Novel Techniques Reveal Clear Changes in Ageing Brain

Lancaster University

Researchers investigating brain activity in older people say the coordination between neuronal activity and the brain's oxygenation is altered.

The findings are published in Brain Research Bulletin by scientists from Lancaster University, UK and the University Medical Centre in Ljubljana, Slovenia.

The brain requires as much as 20% of the body's energy consumption so the brain and the cardiovascular system have to work closely together to ensure sufficient energy supply to each part of the brain. This is done by many "neurovascular units" tasked with feeding the neurons.

Non-invasive recording of the function of these neurovascular units in living humans has never been done before, but has now been achieved by using several measurement techniques coupled with novel analysis methods developed at Lancaster University.

The living brain's blood oxygenation was measured using infrared light, which easily penetrates the skull. The neuronal activity in the brain is associated with electrical activity, which was simultaneously measured on the surface of the scalp.

The body is humming with rhythms, with the best-known rhythm being the heartbeat. Other rhythms include respiration, brain waves, and processes controlling blood pressure and blood flow by changing the diameter of blood vessels.

Simultaneously measuring oxygenation, brain electrical activity, respiration and electric activity of the heart let the researchers capture these rhythms and their imperfect timings.
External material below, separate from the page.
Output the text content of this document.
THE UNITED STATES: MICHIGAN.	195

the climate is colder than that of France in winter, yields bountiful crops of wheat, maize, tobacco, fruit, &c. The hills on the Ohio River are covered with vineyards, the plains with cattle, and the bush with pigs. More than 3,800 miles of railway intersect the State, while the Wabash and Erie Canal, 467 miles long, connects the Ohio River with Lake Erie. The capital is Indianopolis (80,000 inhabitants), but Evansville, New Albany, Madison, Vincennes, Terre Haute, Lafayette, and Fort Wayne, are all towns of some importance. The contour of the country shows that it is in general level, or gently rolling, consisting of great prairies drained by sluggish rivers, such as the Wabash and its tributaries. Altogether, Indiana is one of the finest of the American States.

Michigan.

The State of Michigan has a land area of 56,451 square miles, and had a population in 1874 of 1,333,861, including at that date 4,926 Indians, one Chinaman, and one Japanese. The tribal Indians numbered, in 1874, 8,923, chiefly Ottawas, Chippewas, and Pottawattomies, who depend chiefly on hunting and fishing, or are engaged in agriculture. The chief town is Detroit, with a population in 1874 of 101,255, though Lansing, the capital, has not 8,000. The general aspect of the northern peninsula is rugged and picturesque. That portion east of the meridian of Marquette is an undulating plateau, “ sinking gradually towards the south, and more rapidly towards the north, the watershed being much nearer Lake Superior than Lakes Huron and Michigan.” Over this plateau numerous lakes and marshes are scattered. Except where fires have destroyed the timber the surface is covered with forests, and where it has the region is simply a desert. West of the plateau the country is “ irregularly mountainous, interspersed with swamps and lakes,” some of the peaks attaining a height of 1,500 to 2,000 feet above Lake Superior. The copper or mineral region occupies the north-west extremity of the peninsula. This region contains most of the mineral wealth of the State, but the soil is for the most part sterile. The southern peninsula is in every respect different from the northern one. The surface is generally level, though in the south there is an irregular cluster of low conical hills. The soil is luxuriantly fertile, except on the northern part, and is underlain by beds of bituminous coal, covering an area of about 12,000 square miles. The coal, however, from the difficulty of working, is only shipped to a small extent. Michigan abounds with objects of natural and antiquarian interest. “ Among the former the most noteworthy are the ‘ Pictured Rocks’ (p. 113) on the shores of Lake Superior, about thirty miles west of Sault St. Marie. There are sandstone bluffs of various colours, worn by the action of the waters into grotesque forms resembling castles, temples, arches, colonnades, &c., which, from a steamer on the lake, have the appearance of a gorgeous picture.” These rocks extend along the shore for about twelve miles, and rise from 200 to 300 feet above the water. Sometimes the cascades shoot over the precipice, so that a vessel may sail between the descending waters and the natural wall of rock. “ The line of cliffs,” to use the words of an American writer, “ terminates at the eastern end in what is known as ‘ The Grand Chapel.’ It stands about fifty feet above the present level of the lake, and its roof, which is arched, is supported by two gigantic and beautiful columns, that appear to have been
They then studied the strength of these rhythms and their coordination, by computing their "phase coherence".

The results illustrate that the magnitudes of the oscillations in brain vasculature and the brain waves are altered in the older group. But more dramatic are changes in the coherence between them, indicating that the coordination between the energy supply and demand in the brain is adversely affected by age.

The world population is ageing and the incidence of dementia is increasing. Hence, the ability to follow up treatment and monitor disease progression will grow more and more important in the years to come, especially in the possibility of assessing new drugs for Alzheimer's disease.

Professor Aneta Stefanovska from Lancaster University said: "The approach could thus be used for non-invasive evaluation of the decline of neurovascular function in normal ageing, as well as for monitoring the efficacy of treatment or lifestyle changes in a wide range of neurodegenerative disorders.

"The results promise a relatively simple and non-invasive method for assessing the state of the brain in healthy aging, and in neurodegenerative disorders such as Alzheimer's disease."

The researchers included Juliane Bjerkan, Gemma Lancaster, Trevor Crawford, Peter McClintock and Aneta Stefanovska from Lancaster University and Bernard Meglič and Jan Kobal from the University Medical Centre in Ljubljana, Slovenia.